I am entering a stage in my career where I’m having to define and defend things more and more.  It’s a sobering experience.  Some of the things I am (re)defining and defending are things that have been around for years, that almost touch on the systemic, that people are calling into question (and perhaps rightly so).  Some of the things I am defending I do so by default because I stepped in because f need, which creates a different sense of responsibility.

So I’m preparing for a season of defense and defining that I don’t expect to enjoy all that much.  As I reflect and (probably wrongly) attempt to predict what happens next, three things are worth keeping in mind (that can easily be forgotten, particularly if someone enters into the conversation for the first time).

  1.  Context.  We are often not trained to “think big.”  By “think big,” I do not mean to think about the blowing up of a balloon to as large as it can be blown.  I mean “think big” in the sense that what we assume are discrete things are actually parts of a larger system, a larger flow.  And that system of flow can sometimes be hard to recognize.  I spent the first few years of my job learning about some of the “on the ground” history of things, which isn’t quite the same as official institutional history.  Both are vital, one even more so for how you interact with others.  At what point, through, does context take a major paradigm shift?  When you’ve been around for a good while, it’s possible for the paradigm to shift right under your feet without realizing it.  Context is as important as it is tricky.
  2. Contingency.  Context is closely tied to contingency.  If context is holding the big picture, the interconnectedness of systems, in place, then contingency is how we move through the given context.  “Because of x, I can do y but probably shouldn’t do z.”  As I look back at the decisions I have made over time, they are all of them in some way contingent on what had gone before, who had done those things, and what was missing or needed augmentation.  I never assumed that one thing could do everything or that one person could do everything (in that way lies madness).  Contingency means you strive to do good and right with what you have, knowing that in a different context you might have done something completely differently.
  3. Commitment. If context is big picture, and contingency is movement in the picture, commitment is the through-line that directs the movement.  If the commitment is health, the contingency involves what foods or exercise or emotional support options are available in a given context and how best to choose through your options.  Whatever you choose, though, health is the underlying commitment.  For the Christian, the underlying commitment is the kingdom of God revealed through Jesus.  If that commitment is in play, it will preclude some directions and encourage others.  And what it looks like will be determined by the context.  Even if what is done is an entirely new thing, it is a thing instantly embedded in contingency and context.

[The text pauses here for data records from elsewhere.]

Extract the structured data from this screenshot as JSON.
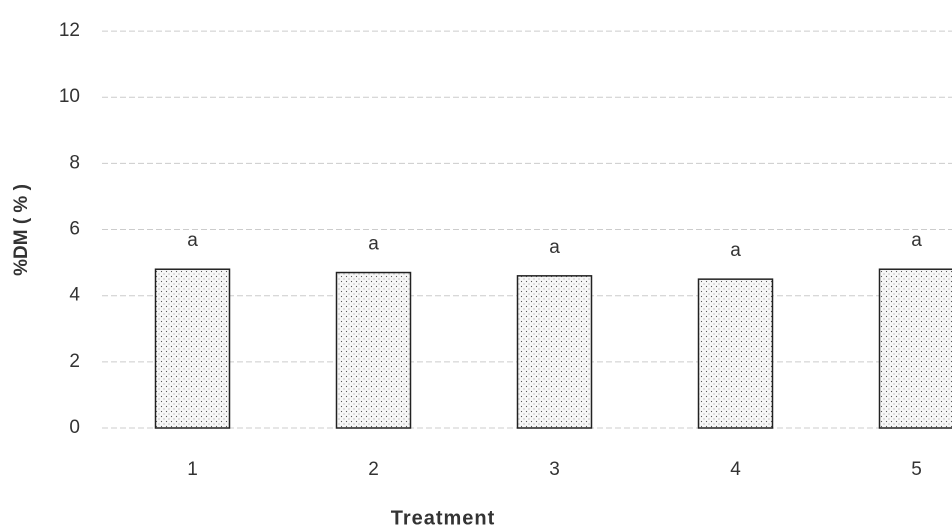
{
  "chart_data": {
    "type": "bar",
    "x_label": "Treatment",
    "y_label": "%DM ( % )",
    "categories": [
      "1",
      "2",
      "3",
      "4",
      "5"
    ],
    "values": [
      4.8,
      4.7,
      4.6,
      4.5,
      4.8
    ],
    "letters": [
      "a",
      "a",
      "a",
      "a",
      "a"
    ],
    "color": "#f4f4f4",
    "ylim": [
      0,
      13
    ],
    "yticks": [
      0,
      2,
      4,
      6,
      8,
      10,
      12
    ],
    "grid": true
  }
}
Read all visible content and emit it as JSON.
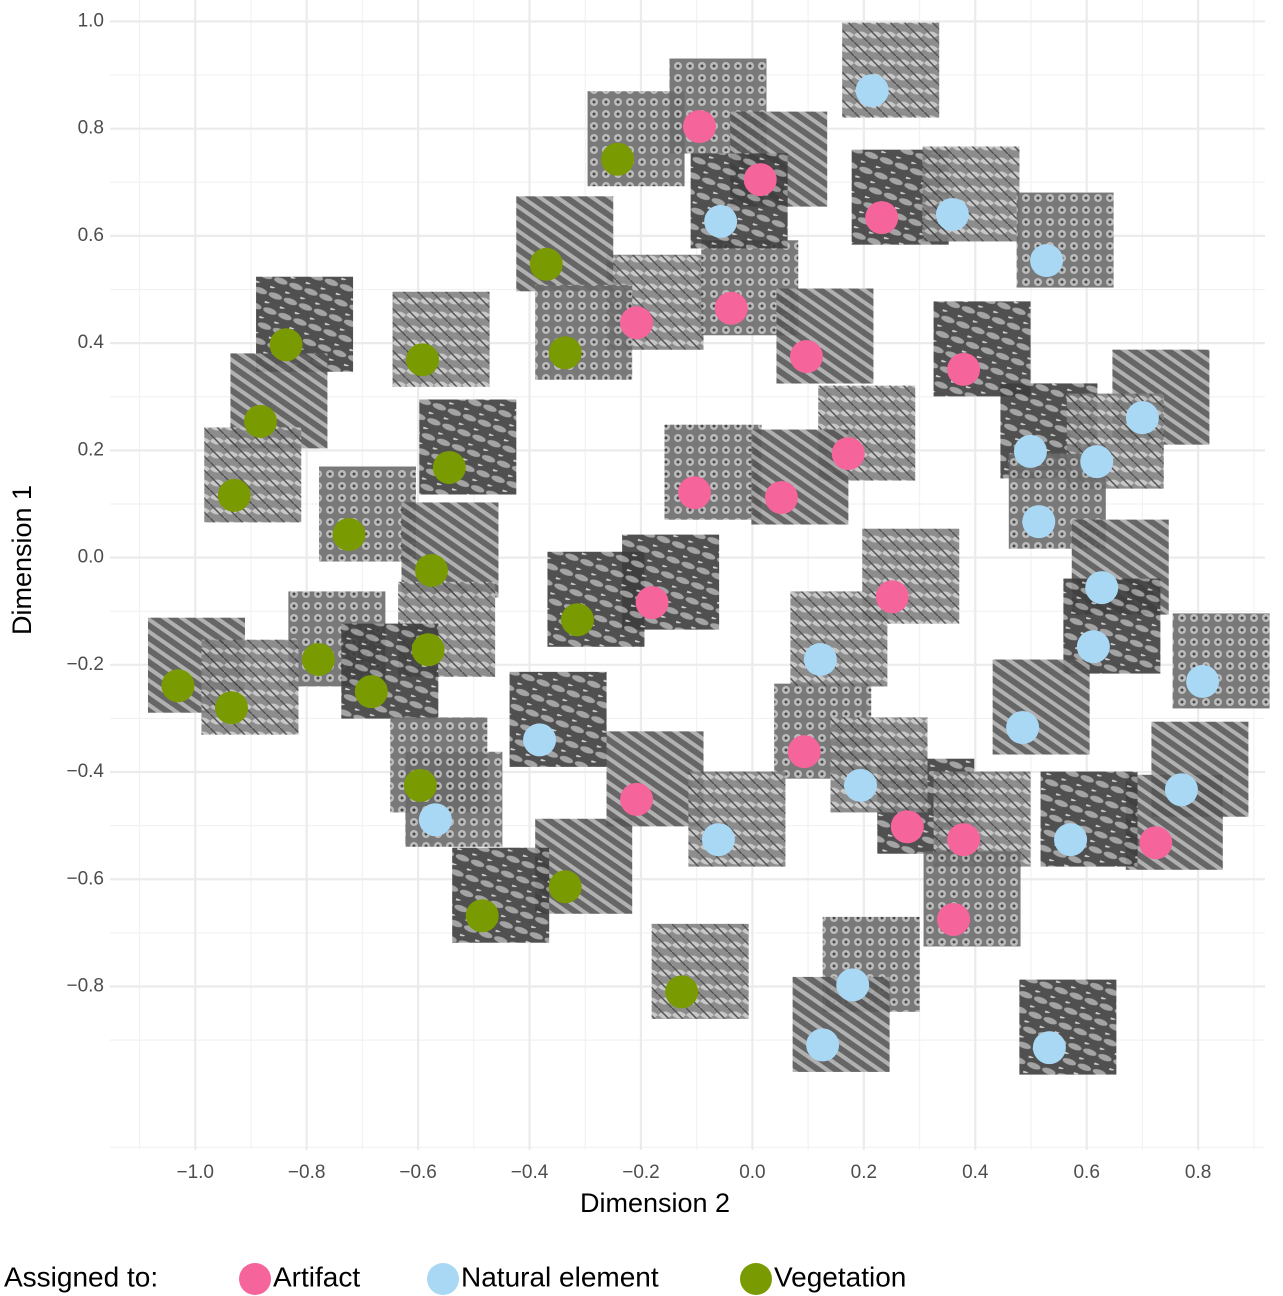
{
  "chart_data": {
    "type": "scatter",
    "xlabel": "Dimension 2",
    "ylabel": "Dimension 1",
    "legend_title": "Assigned to:",
    "legend": "bottom",
    "grid": true,
    "xlim": [
      -1.153,
      0.92
    ],
    "ylim": [
      -1.105,
      1.04
    ],
    "xticks": [
      {
        "value": -1.0,
        "label": "−1.0"
      },
      {
        "value": -0.8,
        "label": "−0.8"
      },
      {
        "value": -0.6,
        "label": "−0.6"
      },
      {
        "value": -0.4,
        "label": "−0.4"
      },
      {
        "value": -0.2,
        "label": "−0.2"
      },
      {
        "value": 0.0,
        "label": "0.0"
      },
      0.2,
      0.4,
      0.6,
      0.8
    ],
    "yticks": [
      {
        "value": -0.8,
        "label": "−0.8"
      },
      {
        "value": -0.6,
        "label": "−0.6"
      },
      {
        "value": -0.4,
        "label": "−0.4"
      },
      {
        "value": -0.2,
        "label": "−0.2"
      },
      {
        "value": 0.0,
        "label": "0.0"
      },
      0.2,
      0.4,
      0.6,
      0.8,
      {
        "value": 1.0,
        "label": "1.0"
      }
    ],
    "series": [
      {
        "name": "Artifact",
        "color": "#f5649a",
        "x": [
          -0.095,
          0.014,
          0.232,
          -0.208,
          -0.038,
          0.097,
          0.379,
          0.172,
          -0.104,
          0.052,
          -0.18,
          0.251,
          0.093,
          -0.208,
          0.278,
          0.379,
          0.361,
          0.724
        ],
        "values": [
          0.804,
          0.705,
          0.634,
          0.438,
          0.465,
          0.375,
          0.351,
          0.194,
          0.121,
          0.112,
          -0.084,
          -0.073,
          -0.362,
          -0.451,
          -0.502,
          -0.526,
          -0.675,
          -0.532
        ]
      },
      {
        "name": "Natural element",
        "color": "#a9d8f5",
        "x": [
          -0.057,
          0.359,
          0.528,
          0.7,
          0.499,
          0.618,
          0.514,
          0.627,
          0.612,
          0.122,
          0.808,
          0.485,
          -0.382,
          0.194,
          -0.569,
          0.77,
          0.571,
          -0.061,
          0.18,
          0.126,
          0.533,
          0.215
        ],
        "values": [
          0.627,
          0.64,
          0.554,
          0.261,
          0.198,
          0.179,
          0.067,
          -0.056,
          -0.166,
          -0.19,
          -0.231,
          -0.317,
          -0.34,
          -0.425,
          -0.489,
          -0.433,
          -0.526,
          -0.526,
          -0.797,
          -0.909,
          -0.914,
          0.871
        ]
      },
      {
        "name": "Vegetation",
        "color": "#7a9a01",
        "x": [
          -0.242,
          -0.37,
          -0.837,
          -0.592,
          -0.336,
          -0.883,
          -0.544,
          -0.93,
          -0.724,
          -0.576,
          -0.314,
          -0.582,
          -0.779,
          -1.031,
          -0.684,
          -0.935,
          -0.596,
          -0.336,
          -0.485,
          -0.127
        ],
        "values": [
          0.743,
          0.547,
          0.397,
          0.369,
          0.382,
          0.254,
          0.168,
          0.116,
          0.043,
          -0.024,
          -0.116,
          -0.172,
          -0.19,
          -0.239,
          -0.25,
          -0.28,
          -0.425,
          -0.614,
          -0.668,
          -0.81
        ]
      }
    ]
  }
}
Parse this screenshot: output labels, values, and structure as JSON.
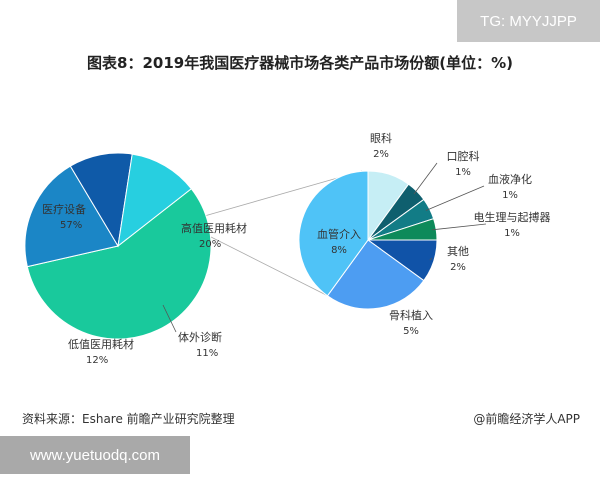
{
  "watermark_tag": "TG: MYYJJPP",
  "title": "图表8：2019年我国医疗器械市场各类产品市场份额(单位：%)",
  "source": "资料来源：Eshare 前瞻产业研究院整理",
  "brand": "@前瞻经济学人APP",
  "site": "www.yuetuodq.com",
  "chart_data": [
    {
      "type": "pie",
      "unit": "%",
      "slices": [
        {
          "label": "医疗设备",
          "value": 57,
          "color": "#19c99c"
        },
        {
          "label": "高值医用耗材",
          "value": 20,
          "color": "#1b86c6"
        },
        {
          "label": "体外诊断",
          "value": 11,
          "color": "#0f5aa8"
        },
        {
          "label": "低值医用耗材",
          "value": 12,
          "color": "#27cfe0"
        }
      ]
    },
    {
      "type": "pie",
      "unit": "%",
      "breakdown_of": "高值医用耗材",
      "slices": [
        {
          "label": "眼科",
          "value": 2,
          "color": "#c6eef5"
        },
        {
          "label": "口腔科",
          "value": 1,
          "color": "#0f5f6e"
        },
        {
          "label": "血液净化",
          "value": 1,
          "color": "#127c86"
        },
        {
          "label": "电生理与起搏器",
          "value": 1,
          "color": "#0e8a5a"
        },
        {
          "label": "其他",
          "value": 2,
          "color": "#1053a8"
        },
        {
          "label": "骨科植入",
          "value": 5,
          "color": "#4d9df2"
        },
        {
          "label": "血管介入",
          "value": 8,
          "color": "#4fc3f7"
        }
      ]
    }
  ]
}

How does one invest long-term in places and people and institutions and maneuver things like changes in broader culture and close-to-home leadership?  On some level, you have no control over anything but the decisions right in front of you.  I think often of Joseph and how God used him to save his family during the famine in the latter part of Genesis.  It is an amazing story full of twists and turns that reveal God’s faithfulness.  And then you turn the page to Exodus to find that there arose up a new king over Egypt, which knew not Joseph. (The KJV says it so well.)  The land is still the same.  God is still the same.  But so much else has changed.  The same thing will be true when Moses passes and Joshua leads the Israelites into the Promised Land.  And when Daniel finds himself in Babylon.  And when Jesus confronts the religious leaders of his time.  And when Paul preaches the Gospel to the Gentiles.  And when John sees the context and contingencies of everything in his great Revelation.

May God grant us a good picture of the greater context of things.  May we be able to discern the contingency between things.  And may we hold fast to the right commitments.